La quille présidentielle

Le quinquennat de François Hollande s’est achevé dimanche 14 mai. Son départ le classe dans la liste des anciens présidents de la République encore en vie, comme le sont Valéry Giscard d’Estaing, Jacques Chirac et Nicolas Sarkozy avant lui. À ce titre, il bénéficie d’une loi datant de 1955 : les anciens présidents bénéficient d’abord d’une “dotation annuelle d’un montant égal à celui du traitement indiciaire brut d’un conseiller d’Etat en service ordinaire”, soit environ 5 200 €. À cela, peuvent s’ajouter les pensions liées à ses autres activités professionnelles. C’est le cas de François Hollande qui touchera en plus environ 9 900 € en tant qu’ancien magistrat de la Cour des Comptes, ancien parlementaire et élu local.

(photo @ elysee.fr)

Mais à cela s’ajoute des avantages en nature comme un “appartement de fonction meublé et équipé” ainsi que deux personnes affectées par l’État au service du logement. Du personnel de sécurité pour une protection rapprochée à titre permanent, une voiture de fonction prestigieuse, ainsi que des collaborateurs eux aussi permanents, alors qu’ils sont censés être à la retraite. Ainsi, c’est plus d’une dizaine de personnes qui gravitent en permanence autour de l’ex-président, aux frais du contribuable. À cela vient s’ajouter la possibilité de loger dans les murs de bâtiments publics de toutes les préfectures de l’héxagone, les résidences des ambassadeurs et des consulats à l’étranger.

Quoi de plus normal ?

En 2016, le président “normal” François Hollande a pris la décision de réduire en partie ces avantages à la suite d’un rapport de la Cour des Comptes qui recommandait de revoir à la baisse les dépenses pour les anciens chefs d’État. Le décret du 5 octobre 2016 prévoit de réduire le personnel mis à disposition. Au bout de cinq ans, le nombre de collaborateurs passe de 7 à 3 et celui des agents de service de 2 à 1. Autre privilège supprimé : les anciens présidents n’auront plus d’accès gratuit illimité aux trains de la SNCF.

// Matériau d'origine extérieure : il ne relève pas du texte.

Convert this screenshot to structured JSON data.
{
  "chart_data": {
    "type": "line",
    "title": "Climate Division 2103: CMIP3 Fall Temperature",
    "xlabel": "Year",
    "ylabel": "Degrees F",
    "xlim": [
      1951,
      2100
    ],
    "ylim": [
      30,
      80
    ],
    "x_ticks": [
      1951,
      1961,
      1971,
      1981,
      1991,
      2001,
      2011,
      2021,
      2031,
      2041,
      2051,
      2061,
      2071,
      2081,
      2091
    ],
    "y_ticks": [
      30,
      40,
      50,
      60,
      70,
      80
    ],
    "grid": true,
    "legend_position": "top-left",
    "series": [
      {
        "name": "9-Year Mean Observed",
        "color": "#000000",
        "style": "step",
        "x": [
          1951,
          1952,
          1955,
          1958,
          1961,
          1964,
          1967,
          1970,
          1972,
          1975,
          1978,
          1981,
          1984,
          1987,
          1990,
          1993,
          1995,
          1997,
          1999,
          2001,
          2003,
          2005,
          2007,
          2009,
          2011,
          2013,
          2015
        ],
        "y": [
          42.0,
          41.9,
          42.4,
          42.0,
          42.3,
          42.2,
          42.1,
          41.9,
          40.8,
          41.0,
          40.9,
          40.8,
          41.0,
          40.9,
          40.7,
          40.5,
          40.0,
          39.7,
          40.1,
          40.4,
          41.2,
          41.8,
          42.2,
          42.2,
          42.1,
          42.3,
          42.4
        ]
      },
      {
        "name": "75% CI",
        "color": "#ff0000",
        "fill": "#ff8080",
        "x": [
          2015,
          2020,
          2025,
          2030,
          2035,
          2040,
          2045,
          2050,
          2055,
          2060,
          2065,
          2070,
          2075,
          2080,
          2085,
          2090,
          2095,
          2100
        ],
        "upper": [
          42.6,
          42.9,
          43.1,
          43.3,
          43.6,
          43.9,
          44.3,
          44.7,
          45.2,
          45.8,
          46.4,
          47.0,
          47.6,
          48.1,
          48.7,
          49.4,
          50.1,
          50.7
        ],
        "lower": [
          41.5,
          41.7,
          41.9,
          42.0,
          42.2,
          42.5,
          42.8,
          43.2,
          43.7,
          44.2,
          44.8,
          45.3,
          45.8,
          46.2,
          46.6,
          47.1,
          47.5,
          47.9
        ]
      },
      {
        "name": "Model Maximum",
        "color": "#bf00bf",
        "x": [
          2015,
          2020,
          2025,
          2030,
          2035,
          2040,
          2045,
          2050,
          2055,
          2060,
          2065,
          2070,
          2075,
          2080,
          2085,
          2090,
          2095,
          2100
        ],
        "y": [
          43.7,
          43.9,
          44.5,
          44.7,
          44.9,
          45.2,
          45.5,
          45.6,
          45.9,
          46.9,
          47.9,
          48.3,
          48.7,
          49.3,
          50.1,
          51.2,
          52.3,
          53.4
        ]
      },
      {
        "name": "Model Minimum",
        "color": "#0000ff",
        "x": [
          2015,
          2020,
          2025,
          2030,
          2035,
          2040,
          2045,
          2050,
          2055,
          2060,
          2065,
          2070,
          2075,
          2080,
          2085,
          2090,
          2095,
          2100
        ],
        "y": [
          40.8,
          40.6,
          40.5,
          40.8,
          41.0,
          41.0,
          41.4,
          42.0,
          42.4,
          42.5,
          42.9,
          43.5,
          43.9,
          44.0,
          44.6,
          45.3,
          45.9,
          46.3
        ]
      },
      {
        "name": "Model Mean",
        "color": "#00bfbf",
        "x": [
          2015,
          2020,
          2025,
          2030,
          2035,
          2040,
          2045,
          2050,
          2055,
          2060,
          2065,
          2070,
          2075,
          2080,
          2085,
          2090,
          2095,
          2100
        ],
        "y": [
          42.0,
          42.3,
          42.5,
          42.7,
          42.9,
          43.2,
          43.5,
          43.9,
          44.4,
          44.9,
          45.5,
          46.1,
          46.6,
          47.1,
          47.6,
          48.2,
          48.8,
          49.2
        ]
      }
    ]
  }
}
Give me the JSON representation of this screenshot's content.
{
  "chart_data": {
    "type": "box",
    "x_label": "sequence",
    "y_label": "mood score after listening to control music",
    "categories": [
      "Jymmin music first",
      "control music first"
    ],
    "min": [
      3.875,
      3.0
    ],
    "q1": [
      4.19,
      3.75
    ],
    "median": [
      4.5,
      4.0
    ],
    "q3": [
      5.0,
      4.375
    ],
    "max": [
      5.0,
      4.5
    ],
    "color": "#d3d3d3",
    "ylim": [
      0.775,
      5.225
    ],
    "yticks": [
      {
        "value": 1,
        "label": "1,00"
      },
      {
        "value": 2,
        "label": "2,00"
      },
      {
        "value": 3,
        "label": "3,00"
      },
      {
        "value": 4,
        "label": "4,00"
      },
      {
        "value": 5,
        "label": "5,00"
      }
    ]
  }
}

Pour une fois François Hollande a suivi avec bon sens les recommandations de la Cour des Comptes, qu’il connaît bien, pour en avoir été membre. Mais sa démarche reste forcément insuffisante par rapport aux démocraties voisines qui ont supprimé bon nombre des avantages de leurs hauts fonctionnaires et cela bien avant la France. La démarche de François Hollande est avant tout symbolique, mais les symboles peuvent avoir du poids en période d’austérité.